Any developer hoping to work in the county would have to abide by the Wind Industry Ethics Code, which the attorney general developed in October 2009.
Legislators on the Agriculture, Planning and Environment Committee unanimously approved a resolution that would require developers to follow the code. The Legislature will vote on the resolution at its April 22 session.
The wind ethics code establishes transparency that will deter any improper relationships between wind development companies and local government officials, according to the attorney general. It would require public officials to disclose any leases with wind companies.
A task force composed of district attorneys from Franklin, Wyoming and Monroe counties, a representative from the New York State Association of Counties and a wind company representative will monitor whether wind companies and officials comply with the code.

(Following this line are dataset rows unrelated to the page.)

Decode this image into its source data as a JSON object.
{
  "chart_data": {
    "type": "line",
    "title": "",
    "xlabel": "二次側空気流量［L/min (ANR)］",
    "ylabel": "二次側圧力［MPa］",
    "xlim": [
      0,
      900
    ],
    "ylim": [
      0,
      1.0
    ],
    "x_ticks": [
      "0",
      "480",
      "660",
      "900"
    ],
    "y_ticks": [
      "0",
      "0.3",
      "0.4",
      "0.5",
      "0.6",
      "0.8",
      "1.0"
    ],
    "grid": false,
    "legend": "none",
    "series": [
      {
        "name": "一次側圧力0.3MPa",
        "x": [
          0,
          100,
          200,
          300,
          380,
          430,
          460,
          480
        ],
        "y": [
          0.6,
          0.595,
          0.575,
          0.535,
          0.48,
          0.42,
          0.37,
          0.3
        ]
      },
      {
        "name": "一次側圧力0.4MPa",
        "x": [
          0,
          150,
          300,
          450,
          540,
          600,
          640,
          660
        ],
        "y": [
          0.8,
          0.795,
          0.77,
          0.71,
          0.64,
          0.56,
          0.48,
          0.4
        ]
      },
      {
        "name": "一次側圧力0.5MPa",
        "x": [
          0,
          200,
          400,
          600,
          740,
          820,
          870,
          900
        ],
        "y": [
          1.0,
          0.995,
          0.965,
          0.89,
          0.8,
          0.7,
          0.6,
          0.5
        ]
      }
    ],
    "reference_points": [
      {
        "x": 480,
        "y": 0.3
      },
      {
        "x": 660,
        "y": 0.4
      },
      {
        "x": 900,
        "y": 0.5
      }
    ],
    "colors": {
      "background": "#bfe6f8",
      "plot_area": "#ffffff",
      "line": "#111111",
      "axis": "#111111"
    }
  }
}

Violations are passed onto the Attorney General’s office for investigation and a penalty of up to $50,000 may be brought against the company for the first violation and a penalty of up to $100,000 may be assessed for subsequent violations.
“I think in any dealings like this, we need to ensure that everything is transparent and there is no conflict of interest and the public needs to know if there are conflicts of interest,” said Legislator Kathie Arnold (D-Cuyler, Solon and Truxton).
The code would apply to the United Kingdom-based wind company TCI Renewables, which has proposed building 45 2-megawatt wind turbines on county and private land in the area surrounding the county landfill north of Route 41 and in Homer, Solon, Truxton and Cortlandville.
Development manager for TCI, Gareth McDonald, said the company would be “very willing to sign up to the code of conduct.”
McDonald said the company already applies most of the rules of conduct internally.
The company is collecting wind data in Solon, and McDonald said he hopes that over the summer the company will have drafted more precise locations for wind turbine placements.
The county and towns are still working on drafting a local law that would govern all aspects of the construction of a wind turbine project.
The Cortland County Wind Project Technical Review Committee formed in 2008 to draft the wind ordinance and members have proposed different setback distances between turbines and residences.
Truxton officials favor a 3,000-foot setback while Homer and Solon town officials have said that distance is too prohibitive.
TCI proposed a 1,642-foot setback between turbines and residences.
“We are hoping a local law will be passed and once it is passed it will give us the basis to work from,” McDonald said, adding that the 3,000-foot setback could prohibit the project because it “would not give a lot of areas for turbine placement.”
McDonald said he will meet with town supervisors within a few weeks to discuss the setbacks.
Legislator Sandy Price (D-Harford and Virgil) said the wind ethics resolution will ensure everything is “above board and transparent.”
Price said enacting the code is not a reflection of any concern about impropriety on the part of TCI.“As far as I know, it’s an upstanding company,” she said. “This is just a code of conduct used in other places and we thought it would be good in Cortland County.”
A spokesperson for the state Attorney General’s Office did not return a phone call for comment by press time.